А погиб Клюев как поэт, по мысли Князева, когда «пошёл в город», когда в нём «проснулся революционер».
«Клюев — умер, потому что он не может существовать без „хвойной купели“, а хвойная купель, доверху наполненная парной и маркой кровью — омут, а не купель…»
Но даже после «смерти» Клюева его книги, наравне с книгами других авторов (подбор у Князева замечательный!), могут послужить, оказывается, своеобразным «пособием»…
«Товарищ, читай книги, написанные до 25-го октября 17-го года — необходимо знать, как нельзя жить и мыслить. Ходи в венерические больницы, дома умалишённых, изучай Достоевских, Толстых, Андреевых, Арцыбашевых, Клюевых… — ибо необходимо перед великой борьбою за обновление человеческой расы (! — С. К.) приобрести потребное для того оружие.
И если перед тобою будут рисовать Русь в виде птицы-тройки, мчащейся неведомо куда и заставляющей все племена и народы почтительно сторониться — вспомни о стомиллионных Индии и Китае, которых признание широкой биологической правды, в ущерб узкой, человеческой, наивысшей для человека, „домчало“ к рабству…»
Князев распаляется с каждой последующей главой своей книги. Он машет направо и налево шашкой красного кавалериста, отдавая при этом должное и силе противника.
«…И в октябрьских своих взлётах Клюев в юркости, маскарадно-придворной приспособляемости, в мимикрии — не повинен ни душою, ни телом! Он создал свой октябрь, собственный свой, клюевский октябрь (ничего общего с настоящим не имеющий), и начал воскурять фимиамы, бить в било, гимнотворствовать и совершать обрядовые „метания“ — перед своим (а не ленинским) октябрём…

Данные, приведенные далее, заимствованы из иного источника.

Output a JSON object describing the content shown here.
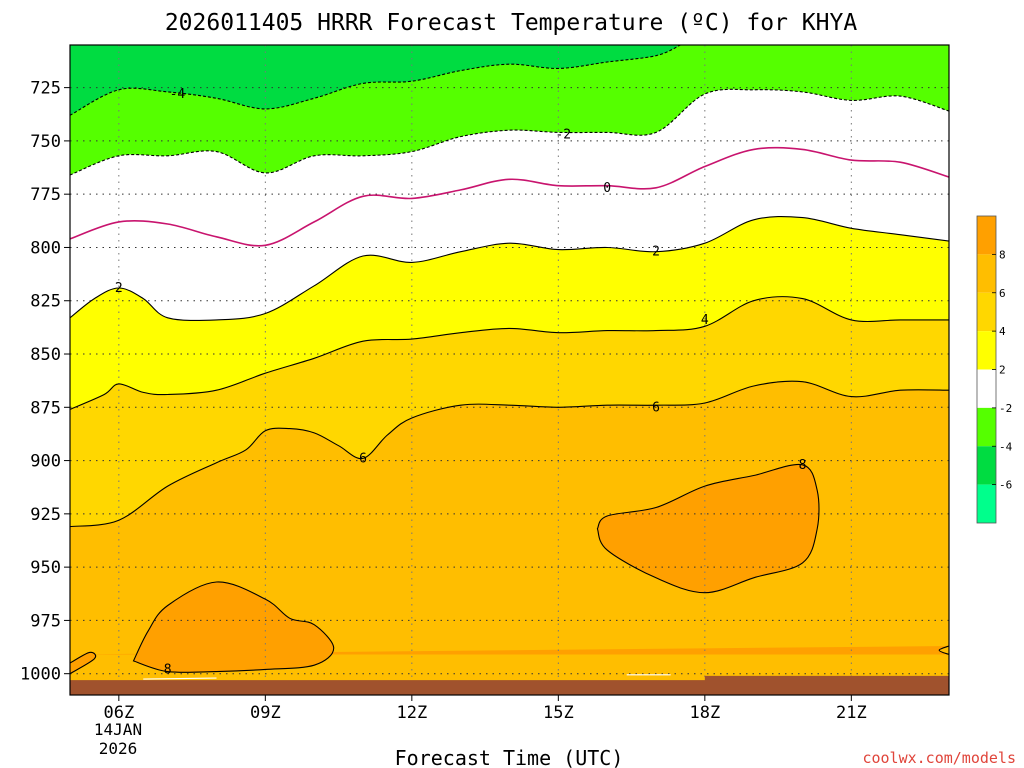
{
  "chart_data": {
    "type": "contour",
    "title": "2026011405 HRRR Forecast Temperature (ºC) for KHYA",
    "xlabel": "Forecast Time (UTC)",
    "ylabel": "",
    "date_label": [
      "14JAN",
      "2026"
    ],
    "credit": "coolwx.com/models",
    "x_range_hours": [
      5,
      23
    ],
    "y_range_hpa": [
      1010,
      705
    ],
    "x_ticks": [
      {
        "hour": 6,
        "label": "06Z"
      },
      {
        "hour": 9,
        "label": "09Z"
      },
      {
        "hour": 12,
        "label": "12Z"
      },
      {
        "hour": 15,
        "label": "15Z"
      },
      {
        "hour": 18,
        "label": "18Z"
      },
      {
        "hour": 21,
        "label": "21Z"
      }
    ],
    "y_ticks": [
      {
        "hpa": 725,
        "label": "725"
      },
      {
        "hpa": 750,
        "label": "750"
      },
      {
        "hpa": 775,
        "label": "775"
      },
      {
        "hpa": 800,
        "label": "800"
      },
      {
        "hpa": 825,
        "label": "825"
      },
      {
        "hpa": 850,
        "label": "850"
      },
      {
        "hpa": 875,
        "label": "875"
      },
      {
        "hpa": 900,
        "label": "900"
      },
      {
        "hpa": 925,
        "label": "925"
      },
      {
        "hpa": 950,
        "label": "950"
      },
      {
        "hpa": 975,
        "label": "975"
      },
      {
        "hpa": 1000,
        "label": "1000"
      }
    ],
    "colors": {
      "above_8": "#ffa000",
      "6_to_8": "#ffbe00",
      "4_to_6": "#ffd700",
      "2_to_4": "#ffff00",
      "-2_to_2": "#ffffff",
      "-4_to_-2": "#55ff00",
      "-6_to_-4": "#00dc41",
      "below_-6": "#00ff8c",
      "zero_line": "#c8146e",
      "ground": "#a0522d",
      "contour_line": "#000000"
    },
    "colorbar": {
      "bands": [
        {
          "color": "#ffa000",
          "from": 8,
          "to": 10
        },
        {
          "color": "#ffbe00",
          "from": 6,
          "to": 8
        },
        {
          "color": "#ffd700",
          "from": 4,
          "to": 6
        },
        {
          "color": "#ffff00",
          "from": 2,
          "to": 4
        },
        {
          "color": "#ffffff",
          "from": -2,
          "to": 2
        },
        {
          "color": "#55ff00",
          "from": -4,
          "to": -2
        },
        {
          "color": "#00dc41",
          "from": -6,
          "to": -4
        },
        {
          "color": "#00ff8c",
          "from": -8,
          "to": -6
        }
      ],
      "tick_labels": [
        "8",
        "6",
        "4",
        "2",
        "-2",
        "-4",
        "-6"
      ]
    },
    "isotherms": [
      {
        "level": -4,
        "style": "dashed",
        "label": "-4",
        "label_at": [
          7.2,
          728
        ],
        "points": [
          [
            5,
            738
          ],
          [
            6,
            726
          ],
          [
            7,
            727
          ],
          [
            8,
            730
          ],
          [
            9,
            735
          ],
          [
            10,
            730
          ],
          [
            11,
            723
          ],
          [
            12,
            722
          ],
          [
            13,
            717
          ],
          [
            14,
            714
          ],
          [
            15,
            716
          ],
          [
            16,
            713
          ],
          [
            17,
            710
          ],
          [
            17.5,
            705
          ]
        ]
      },
      {
        "level": -2,
        "style": "dashed",
        "label": "-2",
        "label_at": [
          15.1,
          747
        ],
        "points": [
          [
            5,
            766
          ],
          [
            6,
            757
          ],
          [
            7,
            757
          ],
          [
            8,
            755
          ],
          [
            9,
            765
          ],
          [
            10,
            757
          ],
          [
            11,
            757
          ],
          [
            12,
            755
          ],
          [
            13,
            748
          ],
          [
            14,
            745
          ],
          [
            15,
            746
          ],
          [
            16,
            746
          ],
          [
            17,
            746
          ],
          [
            18,
            728
          ],
          [
            19,
            726
          ],
          [
            20,
            727
          ],
          [
            21,
            731
          ],
          [
            22,
            729
          ],
          [
            23,
            736
          ]
        ]
      },
      {
        "level": 0,
        "style": "solid",
        "label": "0",
        "label_at": [
          16,
          772
        ],
        "points": [
          [
            5,
            796
          ],
          [
            6,
            788
          ],
          [
            7,
            789
          ],
          [
            8,
            795
          ],
          [
            9,
            799
          ],
          [
            10,
            788
          ],
          [
            11,
            776
          ],
          [
            12,
            777
          ],
          [
            13,
            773
          ],
          [
            14,
            768
          ],
          [
            15,
            771
          ],
          [
            16,
            771
          ],
          [
            17,
            772
          ],
          [
            18,
            762
          ],
          [
            19,
            754
          ],
          [
            20,
            754
          ],
          [
            21,
            759
          ],
          [
            22,
            760
          ],
          [
            23,
            767
          ]
        ]
      },
      {
        "level": 2,
        "style": "solid",
        "label": "2",
        "label_at": [
          6,
          819
        ],
        "label2": "2",
        "label2_at": [
          17,
          802
        ],
        "points": [
          [
            5,
            833
          ],
          [
            5.5,
            824
          ],
          [
            6,
            819
          ],
          [
            6.5,
            824
          ],
          [
            7,
            833
          ],
          [
            8,
            834
          ],
          [
            9,
            831
          ],
          [
            10,
            818
          ],
          [
            11,
            804
          ],
          [
            12,
            807
          ],
          [
            13,
            802
          ],
          [
            14,
            798
          ],
          [
            15,
            801
          ],
          [
            16,
            800
          ],
          [
            17,
            802
          ],
          [
            18,
            798
          ],
          [
            19,
            787
          ],
          [
            20,
            786
          ],
          [
            21,
            791
          ],
          [
            22,
            794
          ],
          [
            23,
            797
          ]
        ]
      },
      {
        "level": 4,
        "style": "solid",
        "label": "4",
        "label_at": [
          18,
          834
        ],
        "points": [
          [
            5,
            876
          ],
          [
            5.7,
            869
          ],
          [
            6,
            864
          ],
          [
            6.5,
            868
          ],
          [
            7,
            869
          ],
          [
            8,
            867
          ],
          [
            9,
            859
          ],
          [
            10,
            852
          ],
          [
            11,
            844
          ],
          [
            12,
            843
          ],
          [
            13,
            840
          ],
          [
            14,
            838
          ],
          [
            15,
            840
          ],
          [
            16,
            839
          ],
          [
            17,
            839
          ],
          [
            18,
            837
          ],
          [
            19,
            825
          ],
          [
            20,
            824
          ],
          [
            21,
            834
          ],
          [
            22,
            834
          ],
          [
            23,
            834
          ]
        ]
      },
      {
        "level": 6,
        "style": "solid",
        "label": "6",
        "label_at": [
          17,
          875
        ],
        "label2": "6",
        "label2_at": [
          11,
          899
        ],
        "points": [
          [
            5,
            931
          ],
          [
            6,
            928
          ],
          [
            7,
            912
          ],
          [
            8,
            901
          ],
          [
            8.6,
            895
          ],
          [
            9,
            886
          ],
          [
            9.5,
            885
          ],
          [
            10,
            887
          ],
          [
            10.5,
            893
          ],
          [
            11,
            899
          ],
          [
            11.5,
            888
          ],
          [
            12,
            880
          ],
          [
            13,
            874
          ],
          [
            14,
            874
          ],
          [
            15,
            875
          ],
          [
            16,
            874
          ],
          [
            17,
            874
          ],
          [
            18,
            873
          ],
          [
            19,
            865
          ],
          [
            20,
            863
          ],
          [
            21,
            870
          ],
          [
            22,
            867
          ],
          [
            23,
            867
          ]
        ]
      },
      {
        "level": 8,
        "style": "closed",
        "label": "8",
        "label_at": [
          7,
          998
        ],
        "points": [
          [
            6.3,
            994
          ],
          [
            6.6,
            980
          ],
          [
            7,
            968
          ],
          [
            8,
            957
          ],
          [
            9,
            965
          ],
          [
            9.5,
            974
          ],
          [
            10,
            977
          ],
          [
            10.4,
            988
          ],
          [
            10,
            996
          ],
          [
            9,
            998
          ],
          [
            8,
            999
          ],
          [
            7,
            999
          ],
          [
            6.3,
            994
          ]
        ]
      },
      {
        "level": 8,
        "style": "closed",
        "label": "8",
        "label_at": [
          20,
          902
        ],
        "points": [
          [
            15.8,
            932
          ],
          [
            16,
            926
          ],
          [
            17,
            922
          ],
          [
            18,
            912
          ],
          [
            19,
            907
          ],
          [
            20,
            902
          ],
          [
            20.3,
            914
          ],
          [
            20.3,
            932
          ],
          [
            20,
            948
          ],
          [
            19,
            955
          ],
          [
            18,
            962
          ],
          [
            17,
            955
          ],
          [
            16,
            942
          ],
          [
            15.8,
            932
          ]
        ]
      },
      {
        "level": 8,
        "style": "open",
        "label": "",
        "points": [
          [
            5,
            995
          ],
          [
            5.4,
            990
          ],
          [
            5.5,
            993
          ],
          [
            5,
            1000
          ]
        ]
      },
      {
        "level": 8,
        "style": "open",
        "label": "",
        "points": [
          [
            23,
            987
          ],
          [
            22.8,
            989
          ],
          [
            23,
            991
          ]
        ]
      }
    ],
    "ground_top_hpa": [
      [
        5,
        1003
      ],
      [
        18,
        1003
      ],
      [
        18,
        1001
      ],
      [
        23,
        1001
      ]
    ]
  }
}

…Самое дорогое для Клюева — святое святых его души — октябрьской, святой революцией — поругано, разрушено, стирается с лица земли!

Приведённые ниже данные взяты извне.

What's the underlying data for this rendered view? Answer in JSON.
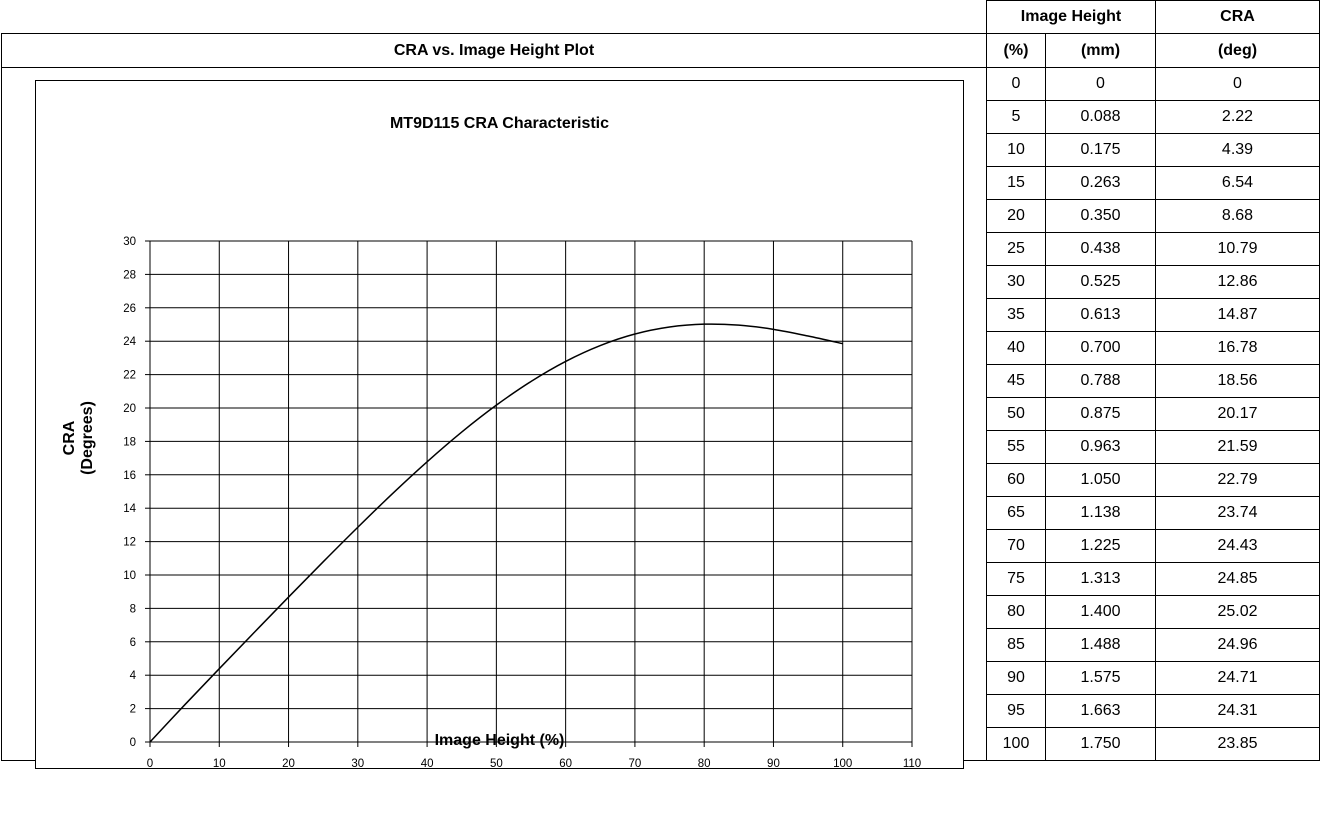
{
  "plot_section_title": "CRA vs. Image Height Plot",
  "table": {
    "header_image_height": "Image Height",
    "header_cra": "CRA",
    "unit_percent": "(%)",
    "unit_mm": "(mm)",
    "unit_deg": "(deg)",
    "rows": [
      [
        "0",
        "0",
        "0"
      ],
      [
        "5",
        "0.088",
        "2.22"
      ],
      [
        "10",
        "0.175",
        "4.39"
      ],
      [
        "15",
        "0.263",
        "6.54"
      ],
      [
        "20",
        "0.350",
        "8.68"
      ],
      [
        "25",
        "0.438",
        "10.79"
      ],
      [
        "30",
        "0.525",
        "12.86"
      ],
      [
        "35",
        "0.613",
        "14.87"
      ],
      [
        "40",
        "0.700",
        "16.78"
      ],
      [
        "45",
        "0.788",
        "18.56"
      ],
      [
        "50",
        "0.875",
        "20.17"
      ],
      [
        "55",
        "0.963",
        "21.59"
      ],
      [
        "60",
        "1.050",
        "22.79"
      ],
      [
        "65",
        "1.138",
        "23.74"
      ],
      [
        "70",
        "1.225",
        "24.43"
      ],
      [
        "75",
        "1.313",
        "24.85"
      ],
      [
        "80",
        "1.400",
        "25.02"
      ],
      [
        "85",
        "1.488",
        "24.96"
      ],
      [
        "90",
        "1.575",
        "24.71"
      ],
      [
        "95",
        "1.663",
        "24.31"
      ],
      [
        "100",
        "1.750",
        "23.85"
      ]
    ]
  },
  "chart_data": {
    "type": "line",
    "title": "MT9D115 CRA Characteristic",
    "xlabel": "Image Height (%)",
    "ylabel": "CRA (Degrees)",
    "xlim": [
      0,
      110
    ],
    "ylim": [
      0,
      30
    ],
    "x_ticks": [
      0,
      10,
      20,
      30,
      40,
      50,
      60,
      70,
      80,
      90,
      100,
      110
    ],
    "y_ticks": [
      0,
      2,
      4,
      6,
      8,
      10,
      12,
      14,
      16,
      18,
      20,
      22,
      24,
      26,
      28,
      30
    ],
    "grid": true,
    "x": [
      0,
      5,
      10,
      15,
      20,
      25,
      30,
      35,
      40,
      45,
      50,
      55,
      60,
      65,
      70,
      75,
      80,
      85,
      90,
      95,
      100
    ],
    "series": [
      {
        "values": [
          0,
          2.22,
          4.39,
          6.54,
          8.68,
          10.79,
          12.86,
          14.87,
          16.78,
          18.56,
          20.17,
          21.59,
          22.79,
          23.74,
          24.43,
          24.85,
          25.02,
          24.96,
          24.71,
          24.31,
          23.85
        ]
      }
    ],
    "line_color": "#000000"
  }
}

И это нужно было ожидать, это необходимо было предвидеть, такова природа коммунистической революции…»
«Поругано», «разрушено», «стирается», списано в архив, оставлено, в лучшем случае как пособие того, «как нельзя жить и мыслить»… Так в чём же опасность?
А вот в чём: «Пока „богом“ пользуются, как пастухом дождевых туч, как скотским ветеринаром, людским знахарем, сельским агрономом и прочее, в той же плоскости — это ничего.
Но когда „бога“ пытаются провести в Совнарком, снабдив его соответствующими полномочиями и мандатами от 110-ти миллионов его „рабов и овец“, это уже — катастрофа.